La obra de Rancière se ha convertido en una referencia ineludible en los ámbitos de estudio tanto en el área de las humanidades como en el terreno de la estética y la política. Los cruces entre el pensamiento de Jacques Rancière, Alain Badiou y Ernesto Laclau cifran la discusión contemporánea en torno de los límites y alcances de lo político. Sin embargo, hay que decir que Rancière no coincide con Laclau en su diagnóstico sobre los procesos políticos en nuestro continente: “No conozco mucho lo que ocurre en los países de América latina. Es cierto que tal vez el caso de Bolivia sea el más interesante, porque su reciente proceso político se corresponde con esa idea marxista que dice que los trabajadores deben apropiarse de la máquina del Estado. Y lograron hacerla funcionar. Lo que es cierto que esta toma de la maquinaria del Estado –en buena teoría o en buena práctica– está para preparar su destrucción. Entonces, la ambigüedad que existe, desde mi punto de vista, en los procesos políticos de América latina consiste en que, por un lado, se observa una fuerte movilización popular mientras, por otro lado, estos procesos políticos tienen lugar únicamente a condición de que estos gobiernos populares mantengan ciertas formas. Es lo que ocurre por ejemplo cuando un presidente vuelve a ser electo cada seis años instaurando una relación de tipo paternalista con el pueblo. A eso no lo puedo llamar revolución social”.

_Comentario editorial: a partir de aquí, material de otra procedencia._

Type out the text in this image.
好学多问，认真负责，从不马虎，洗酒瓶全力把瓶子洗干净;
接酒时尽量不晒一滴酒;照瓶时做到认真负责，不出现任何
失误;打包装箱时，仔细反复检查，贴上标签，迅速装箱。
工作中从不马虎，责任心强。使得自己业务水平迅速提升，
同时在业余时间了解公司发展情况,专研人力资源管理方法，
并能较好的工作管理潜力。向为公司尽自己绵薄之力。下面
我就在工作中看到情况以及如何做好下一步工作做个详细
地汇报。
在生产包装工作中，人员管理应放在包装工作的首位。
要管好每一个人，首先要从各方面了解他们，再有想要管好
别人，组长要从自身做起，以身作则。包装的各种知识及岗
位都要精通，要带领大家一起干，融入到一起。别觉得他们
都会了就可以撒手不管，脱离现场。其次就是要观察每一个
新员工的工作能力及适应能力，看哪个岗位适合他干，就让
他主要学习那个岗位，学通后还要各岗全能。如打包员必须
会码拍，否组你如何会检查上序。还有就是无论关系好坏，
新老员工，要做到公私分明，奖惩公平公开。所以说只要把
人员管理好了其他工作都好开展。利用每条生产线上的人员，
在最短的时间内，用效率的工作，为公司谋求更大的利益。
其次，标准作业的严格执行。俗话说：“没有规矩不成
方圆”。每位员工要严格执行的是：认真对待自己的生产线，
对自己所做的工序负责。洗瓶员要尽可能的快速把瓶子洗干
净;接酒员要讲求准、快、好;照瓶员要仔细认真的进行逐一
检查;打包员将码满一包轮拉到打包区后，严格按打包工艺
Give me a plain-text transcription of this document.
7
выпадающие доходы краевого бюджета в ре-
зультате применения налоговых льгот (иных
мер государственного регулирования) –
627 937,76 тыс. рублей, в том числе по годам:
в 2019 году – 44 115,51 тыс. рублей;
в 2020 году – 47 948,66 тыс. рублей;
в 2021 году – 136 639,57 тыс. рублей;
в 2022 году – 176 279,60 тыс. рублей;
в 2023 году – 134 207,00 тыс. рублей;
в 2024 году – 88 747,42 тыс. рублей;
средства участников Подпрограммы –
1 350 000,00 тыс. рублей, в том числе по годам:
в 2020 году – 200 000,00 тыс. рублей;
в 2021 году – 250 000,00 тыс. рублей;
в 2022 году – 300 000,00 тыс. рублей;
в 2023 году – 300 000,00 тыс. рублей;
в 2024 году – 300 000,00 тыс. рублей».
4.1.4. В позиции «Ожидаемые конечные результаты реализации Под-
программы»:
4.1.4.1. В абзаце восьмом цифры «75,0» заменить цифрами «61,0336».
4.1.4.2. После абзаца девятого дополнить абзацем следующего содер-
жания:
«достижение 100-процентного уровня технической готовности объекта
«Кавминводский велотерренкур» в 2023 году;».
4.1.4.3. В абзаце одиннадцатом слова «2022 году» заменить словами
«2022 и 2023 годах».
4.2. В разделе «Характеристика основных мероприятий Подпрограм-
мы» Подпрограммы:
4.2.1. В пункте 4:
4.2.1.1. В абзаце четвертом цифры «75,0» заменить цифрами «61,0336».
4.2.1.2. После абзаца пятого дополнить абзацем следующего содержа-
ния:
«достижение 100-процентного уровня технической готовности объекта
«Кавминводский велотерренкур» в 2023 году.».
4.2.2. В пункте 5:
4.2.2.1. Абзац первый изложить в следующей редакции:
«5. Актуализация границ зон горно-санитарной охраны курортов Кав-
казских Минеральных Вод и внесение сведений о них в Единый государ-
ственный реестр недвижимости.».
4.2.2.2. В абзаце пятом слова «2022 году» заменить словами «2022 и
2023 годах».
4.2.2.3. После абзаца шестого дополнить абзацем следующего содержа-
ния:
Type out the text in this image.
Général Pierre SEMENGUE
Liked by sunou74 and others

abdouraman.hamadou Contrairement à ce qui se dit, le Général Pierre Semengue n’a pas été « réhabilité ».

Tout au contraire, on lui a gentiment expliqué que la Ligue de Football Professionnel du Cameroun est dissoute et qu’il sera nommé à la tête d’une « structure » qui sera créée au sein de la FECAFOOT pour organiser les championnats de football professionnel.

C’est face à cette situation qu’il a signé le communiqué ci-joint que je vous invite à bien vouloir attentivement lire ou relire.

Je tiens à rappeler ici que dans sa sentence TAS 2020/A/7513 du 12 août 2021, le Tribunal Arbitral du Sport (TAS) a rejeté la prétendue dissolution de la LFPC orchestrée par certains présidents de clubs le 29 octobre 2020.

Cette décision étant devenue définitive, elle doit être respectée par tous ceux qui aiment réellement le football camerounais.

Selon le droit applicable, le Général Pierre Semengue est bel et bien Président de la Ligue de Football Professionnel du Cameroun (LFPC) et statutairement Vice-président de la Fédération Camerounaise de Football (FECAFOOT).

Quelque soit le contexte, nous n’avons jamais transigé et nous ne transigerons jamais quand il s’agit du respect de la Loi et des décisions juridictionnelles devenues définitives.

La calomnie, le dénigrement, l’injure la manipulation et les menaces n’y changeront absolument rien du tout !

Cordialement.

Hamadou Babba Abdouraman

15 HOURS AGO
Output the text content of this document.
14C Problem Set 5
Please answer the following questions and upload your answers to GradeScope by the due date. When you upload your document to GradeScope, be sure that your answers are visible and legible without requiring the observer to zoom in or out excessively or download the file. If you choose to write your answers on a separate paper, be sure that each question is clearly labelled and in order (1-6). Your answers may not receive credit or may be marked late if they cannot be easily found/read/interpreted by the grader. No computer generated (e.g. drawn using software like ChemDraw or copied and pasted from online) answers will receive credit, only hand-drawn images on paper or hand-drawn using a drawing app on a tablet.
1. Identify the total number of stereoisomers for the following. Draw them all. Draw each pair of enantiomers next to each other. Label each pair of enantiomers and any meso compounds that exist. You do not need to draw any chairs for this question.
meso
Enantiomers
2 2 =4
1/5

Uno de los rasgos sobresalientes en el trabajo de Jacques Rancière es, sin dudas, su honestidad intelectual. Se trata de un autor que nos enseña a pensar nuestra propia condición política en una comunidad de iguales tanto como a reivindicar nuestra fuerza emancipadora como espectadores de lo que acontece a nuestro alrededor. La lectura de Rancière, en este sentido, implica un trabajo de re-descubrimiento de las propias potencialidades revolucionarias.